The Revell Bekins truck and trailer combo that later served as rocket transporter. 


Revell trucks
However, this HJ came as a 1:48 scale kit, as the basic item started off as something completely different. Other Revell missiles and rockets were presented in ‘ready to go’ launch or battlefield condition, but the Honest John came packed in crates - effectively being purely the flatbed load for a Kenworth truck, which already existed in the Revell catalogue. The truck and its Fruehauf trailer had started life two years earlier, in 1956, as a Bekins moving van. Revell made four 1:48 scale vehicle kits around this time - a White gas truck, a Chevrolet stakebed truck, a Ford F-100 pickup, and the Bekins removal van. All have been reissued over the years, but as the Bekins van was soon converted to Honest John duty, the moving van is by far the rarest version.


Revell Bekins moving van, shown on display at the Toy Museum on Route 66, St Louis, Missouri.



This 1980s kit from Revell-Germany and Revell-GB featured truck, trailer, crates - but no missile.  

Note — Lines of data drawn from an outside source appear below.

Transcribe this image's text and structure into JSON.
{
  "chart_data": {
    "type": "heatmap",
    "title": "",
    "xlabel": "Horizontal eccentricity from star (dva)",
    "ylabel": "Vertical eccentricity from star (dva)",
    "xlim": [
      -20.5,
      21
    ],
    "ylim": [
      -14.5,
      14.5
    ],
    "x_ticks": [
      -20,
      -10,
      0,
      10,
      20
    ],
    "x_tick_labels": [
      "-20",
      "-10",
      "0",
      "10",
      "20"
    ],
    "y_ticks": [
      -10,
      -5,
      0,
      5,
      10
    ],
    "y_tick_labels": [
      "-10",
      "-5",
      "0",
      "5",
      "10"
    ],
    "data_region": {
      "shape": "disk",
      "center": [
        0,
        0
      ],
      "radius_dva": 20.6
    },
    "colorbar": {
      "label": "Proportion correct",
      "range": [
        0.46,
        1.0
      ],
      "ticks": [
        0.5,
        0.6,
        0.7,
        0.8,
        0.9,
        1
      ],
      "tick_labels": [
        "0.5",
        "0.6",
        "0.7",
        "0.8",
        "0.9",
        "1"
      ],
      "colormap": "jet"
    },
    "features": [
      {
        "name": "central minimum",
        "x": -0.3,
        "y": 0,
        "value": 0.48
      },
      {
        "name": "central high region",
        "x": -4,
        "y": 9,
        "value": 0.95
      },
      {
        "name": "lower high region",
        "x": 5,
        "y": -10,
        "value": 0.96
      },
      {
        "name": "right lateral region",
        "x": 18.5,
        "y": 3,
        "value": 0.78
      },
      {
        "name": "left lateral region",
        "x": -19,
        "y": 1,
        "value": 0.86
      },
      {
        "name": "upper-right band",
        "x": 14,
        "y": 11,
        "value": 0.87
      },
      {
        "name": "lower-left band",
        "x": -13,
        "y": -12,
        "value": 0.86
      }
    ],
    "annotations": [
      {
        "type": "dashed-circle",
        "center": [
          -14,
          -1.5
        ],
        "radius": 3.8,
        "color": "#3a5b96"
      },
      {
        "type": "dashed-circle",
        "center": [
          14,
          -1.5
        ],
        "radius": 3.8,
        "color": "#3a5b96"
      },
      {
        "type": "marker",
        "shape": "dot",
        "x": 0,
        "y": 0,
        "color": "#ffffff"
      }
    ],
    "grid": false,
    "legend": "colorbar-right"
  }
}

Removal van to missile carrier
The conversion involved removing the top sections of the Bekins trailer, leaving the flatbed as it was, then adding crates and the Honest John missile, which breaks down into top and bottom sections, plus the four fins, all packing into the crates. Hold-down straps were supplied to keep the crates in place on the flatbed.


Nicely sculpted figure, and neatly detailed throughout.


Golden oldie
Considering the age of the kit - more than half a century old - it still assembles well. There is little flash (where plastic seeps through gaps worn in the tooling), and the integral wheels and tyres are a vintage feature. Separate vinyl tyres were really new at that time, so it means the tyres here have to be carefully painted in, but the kit still makes for a very satisfactory build.

Scale figures included
The Honest John can be fully assembled, out of the crates, but no launcher is included in the kit. A driver sits in the cab, and a busy-looking standing figure holds a clipboard; both of these were also supplied with the original Bekins issue. The 2011 Classic Kit features a new printing of the original decal sheet, with markings for both the missile and the transporter.


My conversion here shows the Bachem Natter rocket-plane that was taken on US tour after WWII.


The reissue story
Honest John has been reissued before now - in 1996 it was released in Revell-Monogram’s SSP (Selected Subjects Program). Also, the truck, trailer and crates - but no HJ - were issued by both Revell-Germany and Revell-GB in the 1980s. The new box uses the original art, now surrounded by the ‘Classic Kits’ frame, though the stated 1:54 scale is wrong - the kit actually remains in the original 1:48 scale. 


HJ could carry standard explosives, a nuclear warhead, or as shown, Sarin nerve gas bomblets.  


Limited number available
Besides being an interesting reissue in its own right, the truck and trailer is one of the few such kits in a standard aircraft scale, also the US 0-gauge, so could be useful for a number of diorama possibilities. If you’re interested, get one soon, as the production run is limited to 5000 kits.

Review kit kindly supplied by Revell-Germany.